Habt ihr bei euch schon eine dichterische Ader entdeckt? Ich wusste jedenfalls nichts davon. Eine Schreibnacht sollte mich des Besseren belehren - jeder kann dichterisch werden! Wir schrieben zunächst ohne Pause einfach darauf los - für jemand mit wissenschaftlicher Prägung durchaus ungewöhnlich! Und dann ging es ins Feld: die U-Bahn. Aus Beobachtungen, Notizen und Stimmungen konnte dann etwas Schönes entstehen:
Metropolit(r)ain*
© Zuzana Kobesova
Ich bin ein Wagon, mich bewohnen Geräusche. Motor, Reibung, Klima, Durchsagen, Bremsen und Menschen. Geräusche erzählen über den Tag und über mich. Ohne Geräusche bin ich kein ich. Jeden Tag werde ich anders. Und das Andere wird auch anders.
Am Abend erwachen die Menschen, pulsieren und übertönen die Geräusche der Technik. Sie behaupten sich, erobern mein Inneres. Manche erobern es mit Stille, Starre, manche mit regem Gesprächsrauschen. Ich höre zu und höre, wo sie waren, wohin sie gehen und was danach noch passiert.
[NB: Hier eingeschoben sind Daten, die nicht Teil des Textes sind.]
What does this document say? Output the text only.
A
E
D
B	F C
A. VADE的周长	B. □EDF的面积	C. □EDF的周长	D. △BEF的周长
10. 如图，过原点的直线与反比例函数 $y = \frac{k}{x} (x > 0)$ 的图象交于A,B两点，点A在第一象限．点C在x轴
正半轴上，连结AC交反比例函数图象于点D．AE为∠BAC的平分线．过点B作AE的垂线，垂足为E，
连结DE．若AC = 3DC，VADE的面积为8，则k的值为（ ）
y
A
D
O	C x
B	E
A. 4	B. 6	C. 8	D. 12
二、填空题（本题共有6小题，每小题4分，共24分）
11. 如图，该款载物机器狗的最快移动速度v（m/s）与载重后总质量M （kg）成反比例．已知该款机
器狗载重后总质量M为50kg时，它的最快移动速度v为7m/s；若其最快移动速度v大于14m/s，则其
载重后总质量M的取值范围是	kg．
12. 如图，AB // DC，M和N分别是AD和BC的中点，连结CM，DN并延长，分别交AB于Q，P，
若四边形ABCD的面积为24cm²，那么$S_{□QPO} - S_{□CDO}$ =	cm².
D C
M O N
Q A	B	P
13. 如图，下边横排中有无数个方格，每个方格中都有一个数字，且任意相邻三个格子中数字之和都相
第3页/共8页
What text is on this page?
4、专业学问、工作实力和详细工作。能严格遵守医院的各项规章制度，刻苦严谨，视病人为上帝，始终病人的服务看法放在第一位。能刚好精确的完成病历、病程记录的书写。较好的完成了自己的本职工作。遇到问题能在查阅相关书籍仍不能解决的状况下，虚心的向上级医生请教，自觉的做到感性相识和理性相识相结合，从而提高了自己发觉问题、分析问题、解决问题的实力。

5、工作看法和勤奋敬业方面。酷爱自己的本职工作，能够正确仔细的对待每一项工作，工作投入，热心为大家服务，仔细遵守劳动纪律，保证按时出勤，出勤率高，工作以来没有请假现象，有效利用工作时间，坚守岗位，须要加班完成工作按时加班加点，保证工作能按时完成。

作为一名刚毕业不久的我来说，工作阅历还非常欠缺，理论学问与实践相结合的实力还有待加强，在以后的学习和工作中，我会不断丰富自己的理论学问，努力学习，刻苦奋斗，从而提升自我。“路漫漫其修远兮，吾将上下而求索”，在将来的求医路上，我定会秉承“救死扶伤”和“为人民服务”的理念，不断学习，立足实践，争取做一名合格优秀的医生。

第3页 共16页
Manche erobern mich mit magischer Stille, die am Stecker der Kopfhörer beginnt. In die Ohrmuschel eingesteckt, vielleicht noch die Passung mit Brille prüfen und es kann losgehen mit der Handystarre. Dies Menschen tarnen sich als mein Inventar für die kurze Zeit der Fahrt. Sie breiten sich mit Jacken, Taschen, kleinen und großen Koffern auf Sitzen aus: 'Halte Distanz zu mir. Auch du, Durchsage, störe meine Wellen nicht!' Für manche sind Kopfhörer und Handy das Herz des Lebens und das Fenster in die Welt - eCard, Personalausweis beherbergt die Handyhülle, Freunde, Kontakte, Erinnerungen das Handy selbst. Manche passen sich durch Starre der Umgebung an, manche simulieren die Naturgesetze und reagieren auf jede kleine Beschleunigung, Bremsung - wie Bäume im Wind, wie Korallen am Riff. Steigen sie aus, wachen sie auf und werden lebendig. Sie sind wieder frei.
Andere erfüllen mich mit allem, was mich nicht ausmacht. Sie tun alles, was ich nicht kann und auch das, was ich nicht möchte, dass man tut. Nun, diese Eroberer sind Entdecker. Nein, keine Entdecker, sie sind Erfinder. Sie erfinden mich als Lebensraum. Sie ignorieren meine Unfähigkeiten und quatschen unentwegt. Sie sprechen über Handy, nicht mit dem Handy. Sie finden Kopfhörer langweilig, diskutieren Handyeinstellungen, Fotos, was wo zu sehen, zu finden und zu tun ist - kurz: sie verhandeln das Leben. Mit ihnen atme ich bewusst durch meine Fenster - jedes Mal ein Lebensvollzug. Das Grundrauschen wird belanglos und meine Erfinder erfinden auch andere Erfinder. Fremde Menschen sprechen plötzlich miteinander - und das ohne jedes verbindende Kabel oder Übertragungssignal des Handys. Kurze Begegnungen versprühen Freundlichkeit, erhellen meine Wände, obwohl es längst schon dunkel geworden ist. Nur bis es "Endstation" heißt. Da legt sich eigentümliche Nervosität über den Raum, ein Nebel aus rastloser Ruhe vorm baldigen Aussteigen-Müssen erfasst die Menschen. Aus ist es für heute. Ein Mann starrt mich durch die Anzeigetafel an - große wässrige Augen schauen mich für einen ewigen Augenblick ratlos an. "Bitte aussteigen, Endstation. Auf Wiedersehen." Ja, so verabschiede ich mich, unerkannt und doch omnipräsent mit der Stimme der Durchsage.
[*] „Mutterstadt“-Metro abgeleitet von: französisch métro, Kurzform von (chemin de fer) métropolitain= Stadtbahn und lateinisch metropolis < griechisch mētrópolis, eigentlich = Mutterstadt. Kurz gesagt: Ein Hoch auf Wiener U-Bahnen und das Verkehrsleben! Erstellungsdatum: 22.03.2019.